Sometimes, determining the market value of a home is quite straightforward, such as in this recent example....
- Buyer A paid $250K for a 3 BR, 2 BA, 1800 SF, circa 2000 home
- Buyer B paid $255K for a 3 BR, 2 BA, 1850 SF, circa 2001 home
- Buyer C paid $245K for a 3 BR, 2 BA, 1750 SF, circa 1998 home
When you then are considering the value of a 3 BR, 2 BA, 1800 SF, circa 2000 home -- it would seem reasonable to think that you'd likely pay between $245K and $255K. Multiple comparable sales point very specifically to that value based on a high degree of similarity between the comparable sales and the subject property.
Sometimes, however, it's not as straightforward.
Conjecture - an opinion or conclusion formed on the basis of incomplete information.

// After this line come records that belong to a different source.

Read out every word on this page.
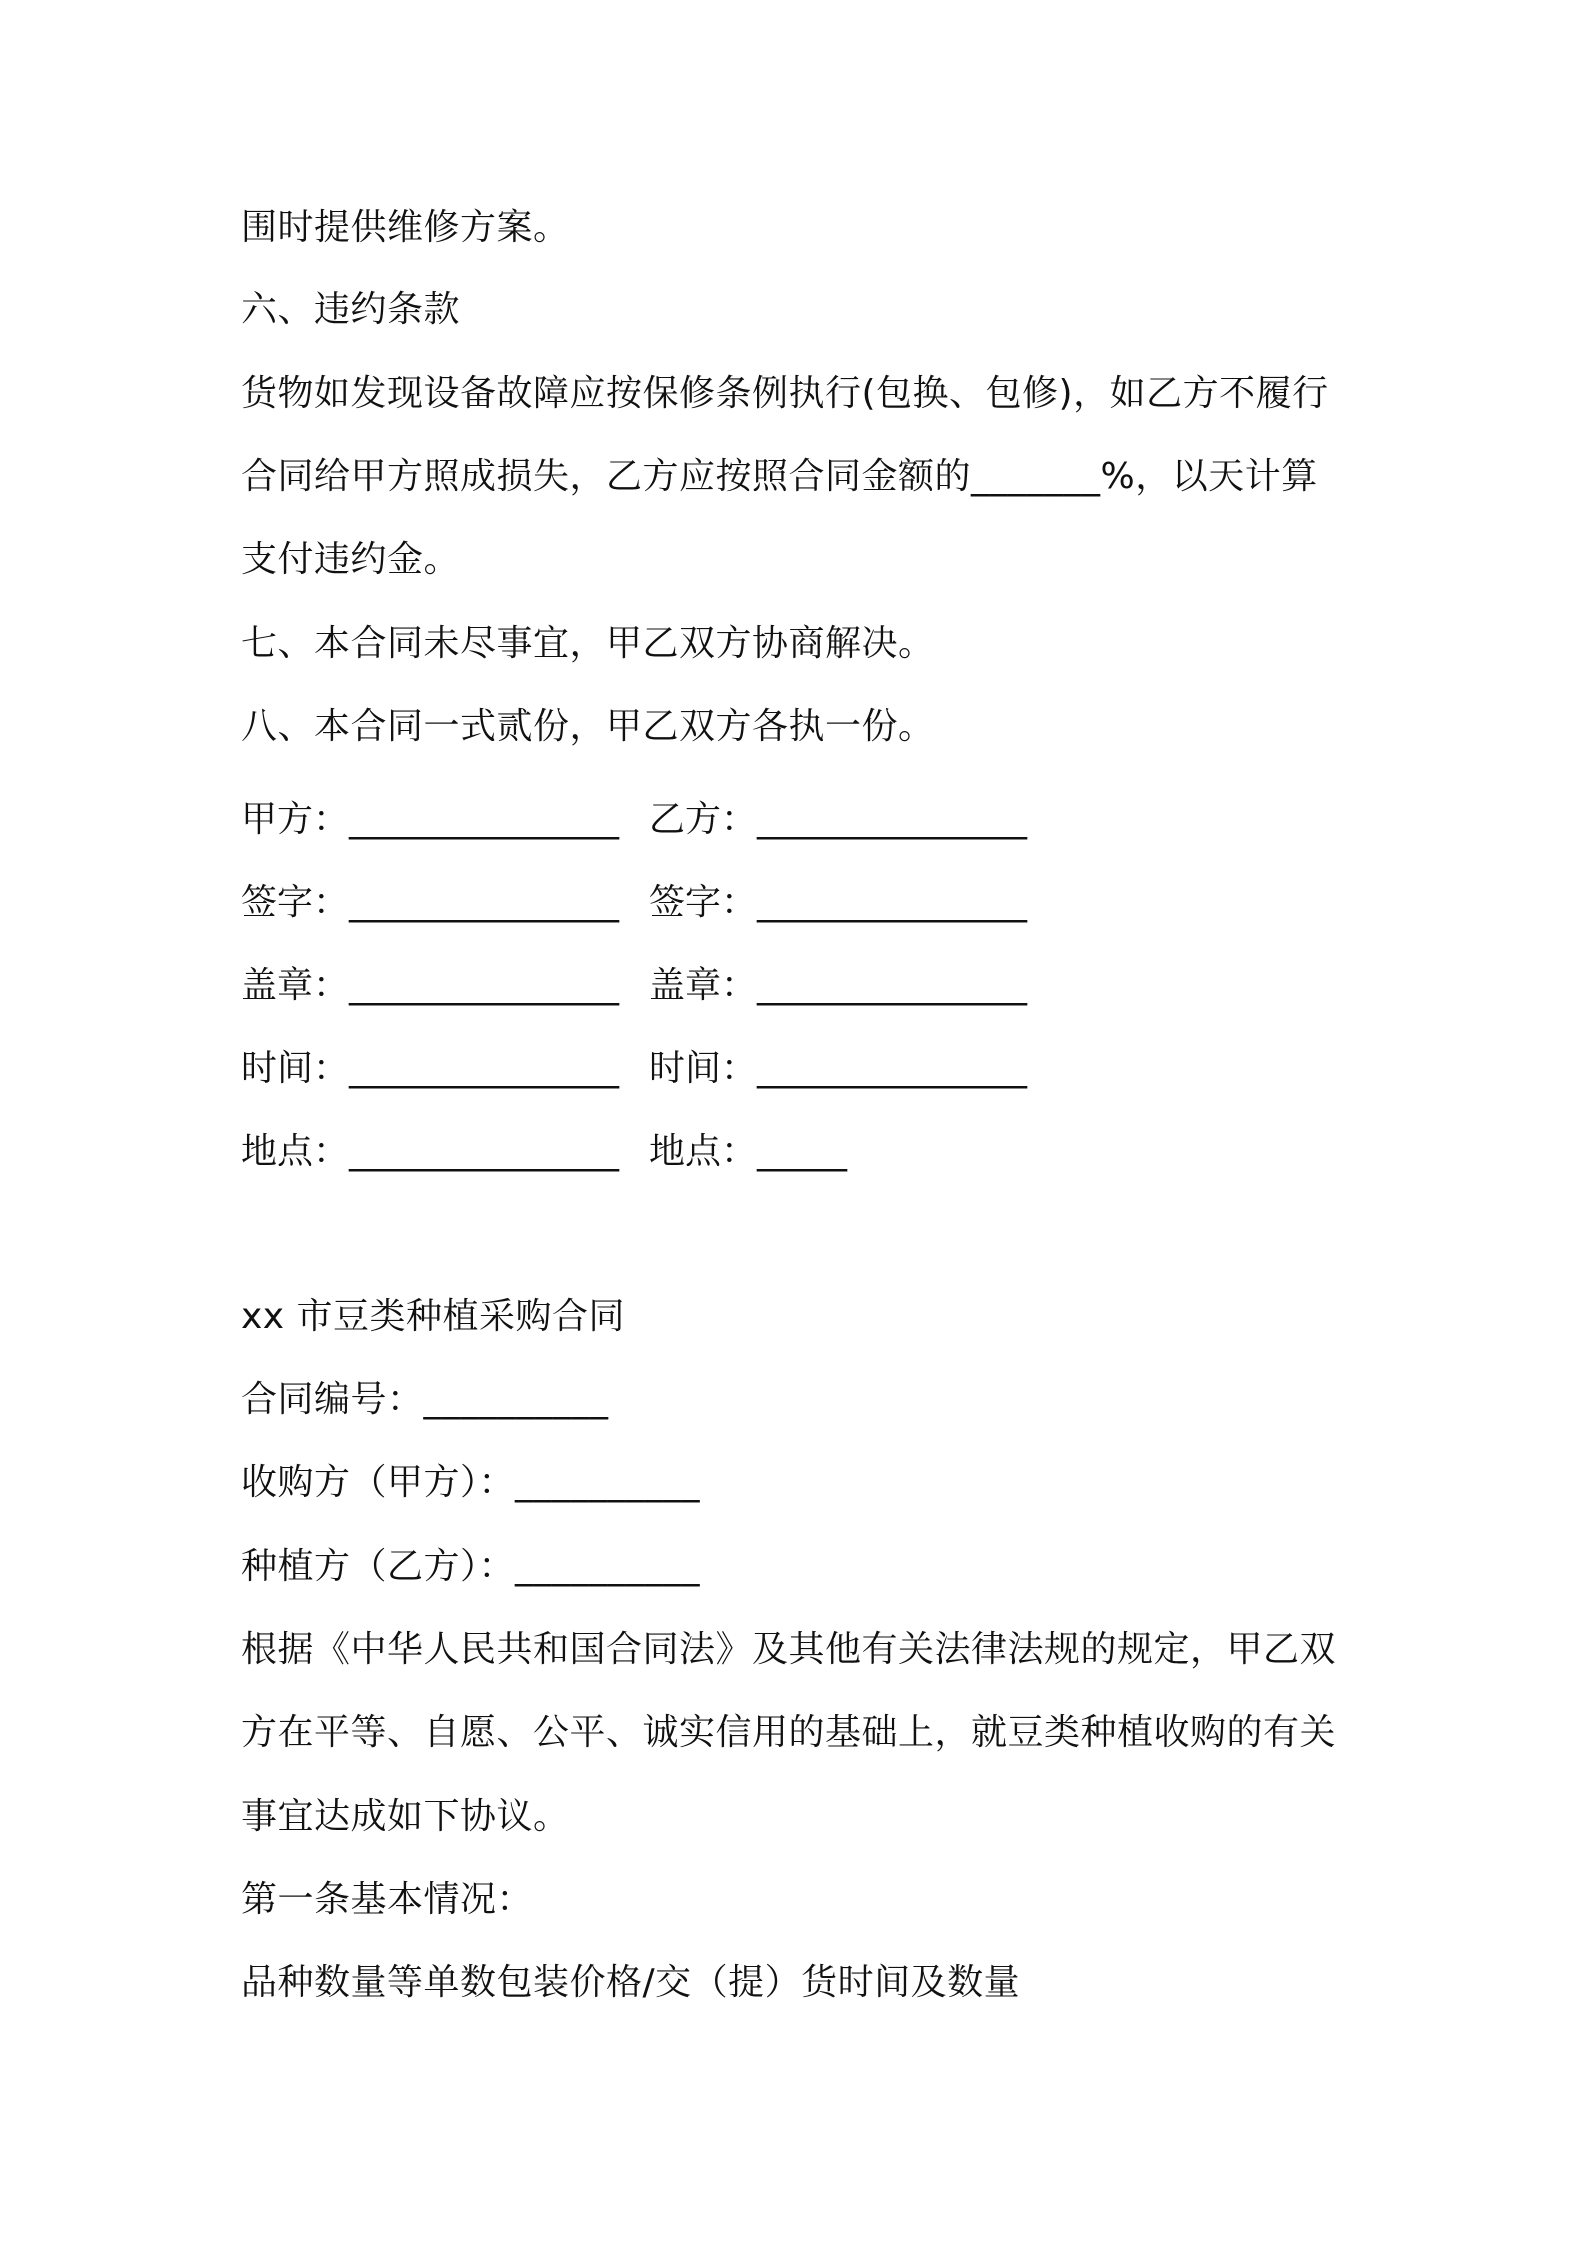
围时提供维修方案。
六、违约条款
货物如发现设备故障应按保修条例执行(包换、包修)，如乙方不履行
合同给甲方照成损失，乙方应按照合同金额的_______%，以天计算
支付违约金。
七、本合同未尽事宜，甲乙双方协商解决。
八、本合同一式贰份，甲乙双方各执一份。
甲方：_______________ 乙方：_______________
签字：_______________ 签字：_______________
盖章：_______________ 盖章：_______________
时间：_______________ 时间：_______________
地点：_______________ 地点：_____
xx 市豆类种植采购合同
合同编号：__________
收购方（甲方）：__________
种植方（乙方）：__________
根据《中华人民共和国合同法》及其他有关法律法规的规定，甲乙双
方在平等、自愿、公平、诚实信用的基础上，就豆类种植收购的有关
事宜达成如下协议。
第一条基本情况：
品种数量等单数包装价格/交（提）货时间及数量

Sometimes, we're going to identify a few sales of homes that are not so similar to your home, but which we understand a buyer would see as inferior to your home.
And then we might point to a few other sales of homes that are, again, no so similar to your home, but which we understand a buyer would see as being superior to your home.
And then we might average the sales prices of the first set of homes, average the sales prices of the second set of homes, and start talking about the value range between those two average sales prices -- to see where, in that range, we believe your home falls. Is it going to be seen as having a more similar value to the first set of properties, or the second set of properties, etc.
At the end of the day, pricing a home is a conversation, based on data, to come to our best, clearest and most complete understanding (guess) as to what a buyer is going to be willing to pay for your home.
Sometimes this conversation is a reassuringly precise exercise -- sometimes, not so much.